BC/GG ideology can be understood as overwhelmingly negative, in the sense that it is focused on negating the discourses it antagonizes. BC/GG negates the discourses and practices of assimilation, their moralities, their demands for engagement. It negates the assimilationist gay body in both a conceptual and physical way, waging suicidal violence against it. Furthermore, BC/GG resistance to the assimilated, “cured” gay body (politic) nostalgically identifies with the “negative” subject positions of the pre-epidemic, pre-assimilation gay community. Its discourse recalls that earlier form of gay experience, a subjectivity lived out in the rigidly binarized pre-epidemic world: marginal, other, enclosed, antagonized by and antagonistic to straight society—in short, the negative Other to heterosexuality’s positive self. Whereas the reconfigured gay subject, saved by his assimilation, is “cured” of the marginality that once characterized the gay experience, bugchasers and gift-givers remember all to clearly the violent otherness of the past, inflicting it suicidally upon themselves as scars of a lost identity, a lost community.

Works Cited

Grov, Christian and Jeffrey Parsons. Bug Chasing and Gift Giving: The Potential for HIV Transmission Among Barebackers on the Internet. The Guilford Press, Vol. 18, No. 6 (December 2006), pp. 490-503.

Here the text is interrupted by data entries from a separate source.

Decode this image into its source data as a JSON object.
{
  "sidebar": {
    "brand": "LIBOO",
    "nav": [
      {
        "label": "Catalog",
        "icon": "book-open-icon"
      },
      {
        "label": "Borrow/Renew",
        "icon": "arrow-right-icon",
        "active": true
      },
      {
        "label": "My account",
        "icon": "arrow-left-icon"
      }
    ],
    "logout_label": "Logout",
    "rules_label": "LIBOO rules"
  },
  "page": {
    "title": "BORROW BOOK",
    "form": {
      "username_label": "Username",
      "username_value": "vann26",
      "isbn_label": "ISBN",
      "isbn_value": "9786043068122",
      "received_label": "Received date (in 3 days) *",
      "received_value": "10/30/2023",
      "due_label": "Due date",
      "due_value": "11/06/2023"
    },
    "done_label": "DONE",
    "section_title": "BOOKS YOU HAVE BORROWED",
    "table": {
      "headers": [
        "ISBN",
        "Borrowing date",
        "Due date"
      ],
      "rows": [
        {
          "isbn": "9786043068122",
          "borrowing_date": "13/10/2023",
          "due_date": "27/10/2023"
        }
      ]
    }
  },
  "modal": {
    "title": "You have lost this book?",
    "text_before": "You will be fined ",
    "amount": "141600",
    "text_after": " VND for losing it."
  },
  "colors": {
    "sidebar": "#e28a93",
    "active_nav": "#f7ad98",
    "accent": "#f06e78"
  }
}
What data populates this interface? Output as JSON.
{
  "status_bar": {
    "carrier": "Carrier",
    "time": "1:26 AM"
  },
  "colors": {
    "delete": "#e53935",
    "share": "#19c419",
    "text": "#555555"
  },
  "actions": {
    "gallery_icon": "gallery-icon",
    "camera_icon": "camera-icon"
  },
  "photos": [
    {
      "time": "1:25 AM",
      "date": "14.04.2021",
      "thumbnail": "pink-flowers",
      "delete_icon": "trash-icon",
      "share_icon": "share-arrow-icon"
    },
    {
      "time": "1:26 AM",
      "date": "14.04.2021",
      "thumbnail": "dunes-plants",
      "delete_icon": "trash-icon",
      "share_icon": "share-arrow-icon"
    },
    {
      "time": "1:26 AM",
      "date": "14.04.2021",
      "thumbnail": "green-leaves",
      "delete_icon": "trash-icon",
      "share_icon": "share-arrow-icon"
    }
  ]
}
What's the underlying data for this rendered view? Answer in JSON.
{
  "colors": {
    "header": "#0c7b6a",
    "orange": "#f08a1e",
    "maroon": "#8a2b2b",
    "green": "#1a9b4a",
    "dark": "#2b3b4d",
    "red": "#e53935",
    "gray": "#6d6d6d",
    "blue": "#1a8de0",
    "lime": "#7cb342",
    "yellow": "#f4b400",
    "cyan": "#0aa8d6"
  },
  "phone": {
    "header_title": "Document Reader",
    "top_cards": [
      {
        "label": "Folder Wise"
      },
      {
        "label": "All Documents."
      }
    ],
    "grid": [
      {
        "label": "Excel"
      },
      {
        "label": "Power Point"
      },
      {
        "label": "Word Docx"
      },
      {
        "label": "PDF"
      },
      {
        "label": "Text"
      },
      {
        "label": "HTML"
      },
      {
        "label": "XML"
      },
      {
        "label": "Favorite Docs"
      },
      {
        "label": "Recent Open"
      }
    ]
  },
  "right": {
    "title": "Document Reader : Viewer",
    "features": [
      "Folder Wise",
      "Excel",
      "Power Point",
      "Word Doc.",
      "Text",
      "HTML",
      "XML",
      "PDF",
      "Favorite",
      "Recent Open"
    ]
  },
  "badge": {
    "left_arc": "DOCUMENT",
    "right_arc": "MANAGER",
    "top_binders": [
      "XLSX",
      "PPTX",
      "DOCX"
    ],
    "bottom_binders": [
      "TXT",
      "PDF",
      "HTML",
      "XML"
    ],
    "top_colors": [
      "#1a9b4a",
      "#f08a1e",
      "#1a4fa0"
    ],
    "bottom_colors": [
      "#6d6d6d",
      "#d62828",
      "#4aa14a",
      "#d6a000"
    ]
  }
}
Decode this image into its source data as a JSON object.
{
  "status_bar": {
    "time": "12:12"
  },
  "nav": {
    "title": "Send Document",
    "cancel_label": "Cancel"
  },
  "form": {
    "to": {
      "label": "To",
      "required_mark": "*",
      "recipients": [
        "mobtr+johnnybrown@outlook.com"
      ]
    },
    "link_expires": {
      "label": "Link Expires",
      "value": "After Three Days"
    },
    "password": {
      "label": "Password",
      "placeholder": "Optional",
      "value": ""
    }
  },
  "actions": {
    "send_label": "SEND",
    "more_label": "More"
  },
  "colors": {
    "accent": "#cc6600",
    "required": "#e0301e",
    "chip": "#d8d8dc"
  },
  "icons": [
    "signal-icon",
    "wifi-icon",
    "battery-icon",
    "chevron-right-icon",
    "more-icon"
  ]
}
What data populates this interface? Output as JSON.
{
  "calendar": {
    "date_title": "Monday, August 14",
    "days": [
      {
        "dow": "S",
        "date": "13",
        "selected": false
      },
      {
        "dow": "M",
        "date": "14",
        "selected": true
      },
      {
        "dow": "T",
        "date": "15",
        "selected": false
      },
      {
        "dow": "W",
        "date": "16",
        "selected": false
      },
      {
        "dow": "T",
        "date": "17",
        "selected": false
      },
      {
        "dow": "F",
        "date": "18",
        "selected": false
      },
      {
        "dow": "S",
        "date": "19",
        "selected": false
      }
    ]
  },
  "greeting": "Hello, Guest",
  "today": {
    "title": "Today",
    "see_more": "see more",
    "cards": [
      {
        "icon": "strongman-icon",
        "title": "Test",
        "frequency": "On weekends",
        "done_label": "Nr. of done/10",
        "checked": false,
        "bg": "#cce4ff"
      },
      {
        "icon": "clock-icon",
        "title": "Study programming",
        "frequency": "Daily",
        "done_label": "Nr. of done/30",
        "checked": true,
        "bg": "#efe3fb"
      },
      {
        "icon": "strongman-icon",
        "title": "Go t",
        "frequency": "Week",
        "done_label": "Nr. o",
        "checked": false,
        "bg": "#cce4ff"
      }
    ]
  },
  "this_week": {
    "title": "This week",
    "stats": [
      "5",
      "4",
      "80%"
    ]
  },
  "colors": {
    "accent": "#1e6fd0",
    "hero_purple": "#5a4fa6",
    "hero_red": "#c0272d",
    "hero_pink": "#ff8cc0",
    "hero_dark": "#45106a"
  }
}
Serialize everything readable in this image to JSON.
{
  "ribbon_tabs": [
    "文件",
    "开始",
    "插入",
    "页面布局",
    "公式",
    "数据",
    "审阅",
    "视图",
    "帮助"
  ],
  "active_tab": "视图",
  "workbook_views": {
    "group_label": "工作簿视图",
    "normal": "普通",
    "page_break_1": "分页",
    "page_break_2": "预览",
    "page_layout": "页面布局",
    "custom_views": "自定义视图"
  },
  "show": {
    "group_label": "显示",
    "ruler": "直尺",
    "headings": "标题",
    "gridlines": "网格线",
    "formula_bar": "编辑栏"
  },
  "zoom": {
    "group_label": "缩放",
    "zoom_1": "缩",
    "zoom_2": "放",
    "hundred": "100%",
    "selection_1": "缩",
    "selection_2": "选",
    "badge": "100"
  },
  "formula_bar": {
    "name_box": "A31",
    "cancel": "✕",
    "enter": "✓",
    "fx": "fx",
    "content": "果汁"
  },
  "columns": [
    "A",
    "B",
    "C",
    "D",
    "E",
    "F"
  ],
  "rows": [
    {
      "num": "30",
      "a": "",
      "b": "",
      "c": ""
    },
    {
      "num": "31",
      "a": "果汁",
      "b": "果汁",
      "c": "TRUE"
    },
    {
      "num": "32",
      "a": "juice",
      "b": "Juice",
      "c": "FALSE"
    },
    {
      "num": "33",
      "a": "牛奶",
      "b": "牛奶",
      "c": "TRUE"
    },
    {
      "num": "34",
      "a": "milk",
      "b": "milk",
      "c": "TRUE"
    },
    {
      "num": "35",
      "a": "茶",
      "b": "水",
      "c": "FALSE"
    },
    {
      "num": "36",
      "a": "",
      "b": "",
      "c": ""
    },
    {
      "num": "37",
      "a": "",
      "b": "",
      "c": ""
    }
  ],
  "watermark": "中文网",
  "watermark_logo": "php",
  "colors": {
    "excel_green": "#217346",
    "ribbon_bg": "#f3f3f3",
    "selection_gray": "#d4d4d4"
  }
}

Adam, Barry D. Constructing the Neoliberal Sexual Actor: Responsibility and Care of the Self in the Discourse of Barebackers. Culture, Health & Sexuality, Vol. 7, No. 4 (Jul. – Aug., 2005), pp. 333-346

Hequembourg, Amy and Jorge Arditi. Fractured Resistances: The Debate over Assimilationism among Gays and Lesbians in the United States. The Sociological Quarterly, Vol. 40, No. 4 (Autumn, 1999), pp. 663-680

The Gift. dir. Louise Hogarth. Dream Out Loud Productions, 2003.

One Response
  1. March 30, 2009

    I find this topic quite fascinating. As a mainstream heterosexual woman who grew up during the AIDS epidemic, I had never thought about the way that mainstream society was essentially forcing the gay community to abide by its rules. What I saw at the time was a disease that was killing people simply because they were homosexual men. I also saw (I was 16-ish at the time) a disease that threatened me as well. And that makes me wonder if some of the bugchasers/giftgivers considered this aspect of their activities. You seem to have covered most of the ground in terms of why and how this activity is countercultural, but this seems to me a gap. Does the mainstream (outside of seriously conservative people who think homosexuality is a sin) still feel physically threatened by AIDS as it is embodied in gay male bodies? Or would they if they knew of this practice? And if so, what would it mean to the BC/GG community? It seems to me they’re mostly concerned with the gay community (assimilated as it is, it’s still not entirely mainstream).